The jury awarded $4.5 million to the plaintiff – a 61-year-old man diagnosed with a disease called nephrogenic systemic fibrosis in 2010 — and $500,000 to his wife, ProPublica reports.
Nephrogenic systemic fibrosis is a rare but debilitating condition that causes large areas of the skin to become thick and hard. According to ProPublica, the federal court case marks the first time a jury has examined whether Omniscan can cause the disease.
A previous investigation by ProPublica concluded that GE executives ignored the advice of its own safety experts, who urged the company to restrict the dye’s use.

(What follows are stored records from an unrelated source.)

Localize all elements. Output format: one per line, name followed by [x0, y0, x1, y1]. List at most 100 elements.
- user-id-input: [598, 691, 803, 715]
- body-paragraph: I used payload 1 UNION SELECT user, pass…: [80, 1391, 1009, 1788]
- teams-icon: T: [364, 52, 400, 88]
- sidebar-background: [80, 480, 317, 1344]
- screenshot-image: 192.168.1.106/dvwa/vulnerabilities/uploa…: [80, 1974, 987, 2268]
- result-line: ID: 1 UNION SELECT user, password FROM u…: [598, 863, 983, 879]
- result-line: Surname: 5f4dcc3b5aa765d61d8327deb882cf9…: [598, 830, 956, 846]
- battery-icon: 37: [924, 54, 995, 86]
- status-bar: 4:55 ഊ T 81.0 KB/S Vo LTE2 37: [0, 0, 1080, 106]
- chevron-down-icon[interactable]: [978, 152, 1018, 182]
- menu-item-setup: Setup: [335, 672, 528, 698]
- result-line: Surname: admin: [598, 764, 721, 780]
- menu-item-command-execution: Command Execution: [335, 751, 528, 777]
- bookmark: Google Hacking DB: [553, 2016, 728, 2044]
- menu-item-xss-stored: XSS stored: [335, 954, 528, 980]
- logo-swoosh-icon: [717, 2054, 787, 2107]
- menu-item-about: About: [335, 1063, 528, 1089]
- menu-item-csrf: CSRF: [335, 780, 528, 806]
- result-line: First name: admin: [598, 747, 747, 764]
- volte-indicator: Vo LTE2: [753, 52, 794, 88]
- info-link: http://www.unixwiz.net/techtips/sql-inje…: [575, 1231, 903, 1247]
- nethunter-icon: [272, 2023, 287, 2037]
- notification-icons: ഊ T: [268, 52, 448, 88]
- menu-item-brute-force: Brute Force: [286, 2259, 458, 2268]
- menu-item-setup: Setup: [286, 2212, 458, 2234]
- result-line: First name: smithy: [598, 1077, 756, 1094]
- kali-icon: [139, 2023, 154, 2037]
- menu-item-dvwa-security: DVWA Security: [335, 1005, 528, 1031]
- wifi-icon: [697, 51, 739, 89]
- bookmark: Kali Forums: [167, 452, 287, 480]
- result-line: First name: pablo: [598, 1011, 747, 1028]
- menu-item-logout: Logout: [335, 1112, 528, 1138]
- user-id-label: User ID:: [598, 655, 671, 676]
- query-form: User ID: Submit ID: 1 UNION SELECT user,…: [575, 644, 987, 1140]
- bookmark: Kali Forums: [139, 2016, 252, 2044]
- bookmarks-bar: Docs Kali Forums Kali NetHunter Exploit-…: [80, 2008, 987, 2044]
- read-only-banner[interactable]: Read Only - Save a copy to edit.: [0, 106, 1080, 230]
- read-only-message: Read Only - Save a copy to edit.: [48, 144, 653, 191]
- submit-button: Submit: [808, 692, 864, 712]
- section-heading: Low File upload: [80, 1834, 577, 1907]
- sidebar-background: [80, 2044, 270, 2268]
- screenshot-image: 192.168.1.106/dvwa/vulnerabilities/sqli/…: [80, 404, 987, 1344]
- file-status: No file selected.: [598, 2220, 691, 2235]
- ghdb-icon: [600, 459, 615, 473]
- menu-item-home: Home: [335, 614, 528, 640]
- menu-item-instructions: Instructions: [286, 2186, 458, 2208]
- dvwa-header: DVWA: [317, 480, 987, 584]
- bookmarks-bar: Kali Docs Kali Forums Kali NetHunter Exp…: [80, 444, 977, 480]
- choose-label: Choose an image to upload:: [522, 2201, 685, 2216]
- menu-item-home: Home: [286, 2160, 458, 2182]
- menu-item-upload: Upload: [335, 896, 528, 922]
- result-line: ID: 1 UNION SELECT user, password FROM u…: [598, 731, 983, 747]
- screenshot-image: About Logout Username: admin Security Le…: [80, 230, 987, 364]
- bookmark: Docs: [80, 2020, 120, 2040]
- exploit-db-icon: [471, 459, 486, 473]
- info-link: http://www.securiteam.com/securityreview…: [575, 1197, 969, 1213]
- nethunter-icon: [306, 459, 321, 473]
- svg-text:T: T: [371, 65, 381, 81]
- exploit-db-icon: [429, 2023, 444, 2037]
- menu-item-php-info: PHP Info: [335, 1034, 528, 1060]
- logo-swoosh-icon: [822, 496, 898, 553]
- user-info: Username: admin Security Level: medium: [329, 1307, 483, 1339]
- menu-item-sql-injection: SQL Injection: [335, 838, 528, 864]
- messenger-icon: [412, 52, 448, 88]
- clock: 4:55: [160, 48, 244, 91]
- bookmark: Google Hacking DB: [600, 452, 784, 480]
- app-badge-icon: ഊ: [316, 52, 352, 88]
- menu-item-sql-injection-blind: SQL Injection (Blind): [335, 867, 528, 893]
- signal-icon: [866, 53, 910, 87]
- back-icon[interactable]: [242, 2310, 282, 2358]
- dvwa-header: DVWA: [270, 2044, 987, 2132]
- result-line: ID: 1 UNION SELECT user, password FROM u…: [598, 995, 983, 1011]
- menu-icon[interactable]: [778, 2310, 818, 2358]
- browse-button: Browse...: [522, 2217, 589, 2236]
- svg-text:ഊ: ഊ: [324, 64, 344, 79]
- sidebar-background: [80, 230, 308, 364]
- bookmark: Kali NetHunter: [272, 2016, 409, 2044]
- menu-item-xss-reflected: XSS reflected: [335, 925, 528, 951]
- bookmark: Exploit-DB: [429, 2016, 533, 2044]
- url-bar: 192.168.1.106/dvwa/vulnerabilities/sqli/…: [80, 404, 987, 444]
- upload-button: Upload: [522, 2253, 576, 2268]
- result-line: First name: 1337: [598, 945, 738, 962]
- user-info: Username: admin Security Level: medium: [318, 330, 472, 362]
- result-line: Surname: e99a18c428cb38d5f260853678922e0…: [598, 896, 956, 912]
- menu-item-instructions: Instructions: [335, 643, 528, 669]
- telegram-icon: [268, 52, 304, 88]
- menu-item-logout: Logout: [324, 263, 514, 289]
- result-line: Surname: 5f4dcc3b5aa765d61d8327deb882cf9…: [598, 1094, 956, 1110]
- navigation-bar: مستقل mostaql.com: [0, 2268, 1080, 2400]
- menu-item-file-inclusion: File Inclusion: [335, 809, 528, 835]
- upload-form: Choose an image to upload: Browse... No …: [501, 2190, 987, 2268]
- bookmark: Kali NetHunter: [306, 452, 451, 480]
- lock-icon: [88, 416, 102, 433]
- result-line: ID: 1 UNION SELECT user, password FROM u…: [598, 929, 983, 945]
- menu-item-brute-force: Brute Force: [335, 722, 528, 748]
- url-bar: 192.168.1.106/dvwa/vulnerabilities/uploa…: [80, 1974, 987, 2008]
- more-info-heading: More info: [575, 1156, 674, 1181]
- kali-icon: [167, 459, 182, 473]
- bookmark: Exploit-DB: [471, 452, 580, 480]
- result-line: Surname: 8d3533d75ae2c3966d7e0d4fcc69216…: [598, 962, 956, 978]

According to the story, Omniscan and similar dyes manufactured by other companies contain a toxic metal called gadolinium, which is bonded with a protective coating to keep it inert.
It’s supposed to be filtered out through the kidneys without causing harm. But lawyers argued that it carries risks — particularly for patients with severe kidney disease, such as the plaintiff in the Cleveland case.
That plaintiff is a 61-year-old man who claimed his nephrogenic systemic fibrosis stemmed from an injection of Omniscan he received during an MRI in 2005.
His lawyers argued that GE officials ordered data to be destroyed, and withheld research from a key scientist who co-authored a study finding the dye was safe.
GE has reached out-of-court settlements in a few hundred other cases involving Omniscan, ProPublica reports.